In 2010 Beijing significantly crimped exports of rare-earth minerals citing environmental reasons to clean up a chaotic industry. Seeing prices of the elements soar, investors funded dozens of mine exploration projects around the world. Since then China’s share of global rare-earth output has been shrinking as miners elsewhere capitalized on fears the country controls too much global supply. China’s export policies are the subject of a continuing dispute between Beijing, Washington and others before the World Trade Organization. The WTO in October ruled illegal certain restrictions on Chinese rare-earth exports, though Beijing is expected to appeal the largely symbolic decision.

Mountain Pass, a Californian mine (by Molycorp) and one in Australia (Mount Weld by Lynas) have ramped up recently, with others in South Africa, Vietnam, India and Kazakhstan believed in the construction phase. But those new sources have just been able to cut China’s share of global supply to 86% from 93% between 2011 and 2012. Although new mine production may be able to make up the difference for some lighter elements then facing excess supply for elements such as cerium, lanthanum, and praseodymium, several forecasts show that there will likely be shortfalls of yttrium and several heavier rare earth elements (HREEs), such as, dysprosium, terbium, neodymium, and europium.

Many of the rare earth elements share such similar physical properties that separating individual elements to market specifications is difficult. Only few places outside China have the industrial capacity to separate the different rare earth metals, specifically companies in the U.S., Russia, France, Japan and elsewhere handle some of these steps.

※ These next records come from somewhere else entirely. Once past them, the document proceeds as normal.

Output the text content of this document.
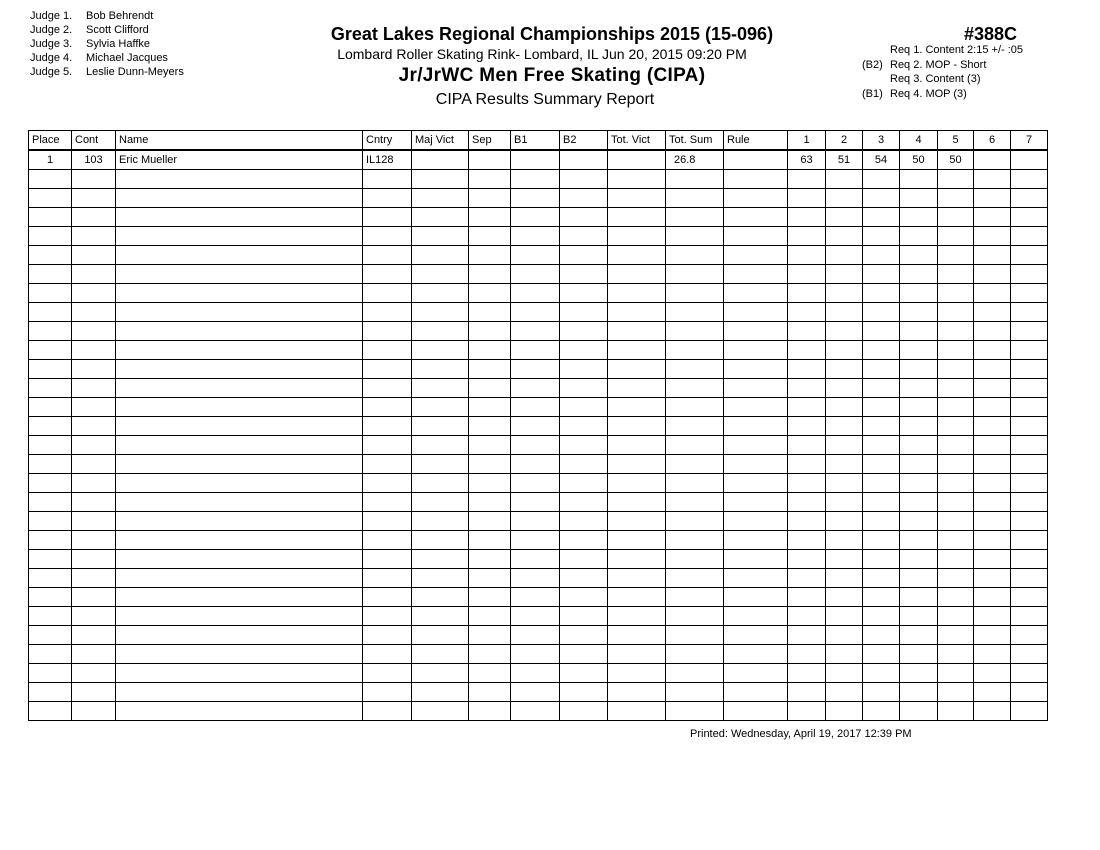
Judge 1. Bob Behrendt
Judge 2. Scott Clifford
Judge 3. Sylvia Haffke
Judge 4. Michael Jacques
Judge 5. Leslie Dunn-Meyers
Great Lakes Regional Championships 2015 (15-096)
Lombard Roller Skating Rink- Lombard, IL Jun 20, 2015 09:20 PM
Jr/JrWC Men Free Skating (CIPA)
CIPA Results Summary Report
#388C
Req 1. Content 2:15 +/- :05
(B2) Req 2. MOP - Short
Req 3. Content (3)
(B1) Req 4. MOP (3)
Place	Cont	Name	Cntry	Maj Vict	Sep	B1	B2	Tot. Vict	Tot. Sum	Rule	1	2	3	4	5	6	7
1	103	Eric Mueller	IL128						26.8		63	51	54	50	50		

Printed: Wednesday, April 19, 2017 12:39 PM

In addition China still dominates processing the mined mineral concentrates into useful ingredients, including metals and magnets. For example, China supplies about 80% of the specialized magnets produced with heavy rare-earth metals that are used in wind power generators and mobile communication products.

This is why GPE already separates the light from the heavy rare earth fraction for customer approval, while special attention is paid to all the valuable by-products which may be created during leaching and purification.

FUTURE DEVELOPMENT

The trend is for a continued increase in the use of REE in many fast developing technologies and applications, especially automotive catalytic converters, permanent magnets, and rechargeable batteries by a forecast average growth rate for REE of 8-11% per annum. However, selective demand requires consideration.